Noting that there was no question about President Barack Obama’s views on abortion “rights,” embryonic stem cell research and other “problematic issues,” he commented:
“Some Catholics in both political parties are deeply troubled by these issues. But too many Catholics just don’t really care. That’s the truth of it. If they cared, our political environment would be different. If 65 million Catholics really cared about their faith and cared about what it teaches, neither political party could ignore what we believe about justice for the poor, or the homeless, or immigrants, or the unborn child. If 65 million American Catholics really understood their faith, we wouldn’t need to waste each other’s time arguing about whether the legalized killing of an unborn child is somehow ‘balanced out’ or excused by three other good social policies.”
Ed Morrissey at Hot Air points in a slightly different direction when considering the reasons that the Church speaks with such little moral authority today.

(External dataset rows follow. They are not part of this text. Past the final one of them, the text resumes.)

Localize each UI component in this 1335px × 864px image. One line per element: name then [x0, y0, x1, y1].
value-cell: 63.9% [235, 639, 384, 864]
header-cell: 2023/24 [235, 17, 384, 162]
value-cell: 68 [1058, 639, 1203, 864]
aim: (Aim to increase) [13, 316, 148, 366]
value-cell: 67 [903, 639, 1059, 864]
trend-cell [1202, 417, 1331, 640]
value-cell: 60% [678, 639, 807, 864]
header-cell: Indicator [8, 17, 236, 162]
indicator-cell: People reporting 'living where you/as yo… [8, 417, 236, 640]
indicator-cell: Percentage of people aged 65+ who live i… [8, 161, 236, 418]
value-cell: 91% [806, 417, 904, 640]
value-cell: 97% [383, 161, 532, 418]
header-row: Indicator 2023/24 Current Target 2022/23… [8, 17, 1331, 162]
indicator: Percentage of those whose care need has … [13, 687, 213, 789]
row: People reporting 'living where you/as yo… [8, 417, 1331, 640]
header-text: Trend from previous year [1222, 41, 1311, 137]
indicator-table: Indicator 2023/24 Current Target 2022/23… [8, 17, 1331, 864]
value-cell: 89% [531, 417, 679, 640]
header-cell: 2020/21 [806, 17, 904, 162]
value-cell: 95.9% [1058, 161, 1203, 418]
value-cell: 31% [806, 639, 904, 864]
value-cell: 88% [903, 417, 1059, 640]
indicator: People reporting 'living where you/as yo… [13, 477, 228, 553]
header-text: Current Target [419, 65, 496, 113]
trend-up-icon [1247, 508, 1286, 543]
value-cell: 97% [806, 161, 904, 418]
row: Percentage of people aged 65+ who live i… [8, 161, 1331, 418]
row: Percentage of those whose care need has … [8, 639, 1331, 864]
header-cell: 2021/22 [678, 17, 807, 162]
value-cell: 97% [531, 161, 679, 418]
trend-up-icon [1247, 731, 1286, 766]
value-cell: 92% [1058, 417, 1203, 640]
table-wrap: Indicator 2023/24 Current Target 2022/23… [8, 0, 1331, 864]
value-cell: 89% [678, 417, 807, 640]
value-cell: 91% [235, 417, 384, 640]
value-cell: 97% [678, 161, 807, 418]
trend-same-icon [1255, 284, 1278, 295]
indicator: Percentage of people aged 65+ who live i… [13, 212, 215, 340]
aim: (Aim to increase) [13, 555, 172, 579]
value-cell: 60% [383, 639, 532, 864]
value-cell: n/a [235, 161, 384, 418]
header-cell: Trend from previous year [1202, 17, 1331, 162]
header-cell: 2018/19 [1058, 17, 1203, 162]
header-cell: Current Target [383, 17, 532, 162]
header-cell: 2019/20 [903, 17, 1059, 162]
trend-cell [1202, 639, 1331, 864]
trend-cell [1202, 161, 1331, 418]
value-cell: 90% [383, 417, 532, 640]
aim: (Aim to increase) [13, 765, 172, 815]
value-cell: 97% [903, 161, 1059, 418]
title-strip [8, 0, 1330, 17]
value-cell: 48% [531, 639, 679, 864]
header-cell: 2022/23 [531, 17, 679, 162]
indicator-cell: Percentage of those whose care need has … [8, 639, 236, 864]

The leadership of the Catholic Church has abdicated its role in instruction and faith formation, which one can see in church life on a daily basis. In part, they willingly surrendered both in exchange for broader appeal, and in significant part undermined it with the shameful role church leaders played in covering up for pedophiles within their ranks. In order to have enough moral authority to instruct, the priests and bishops have to live their lives in a moral fashion.
He very well may be right, but Chaput is making a broader point (one I’m sure that the Capt’n understands implicitly). If the Church is not educating properly (and if the parents aren’t making sure that their children are being educated properly), then the vacuum will be filled by the popular culture. That’s not what I call a good thing.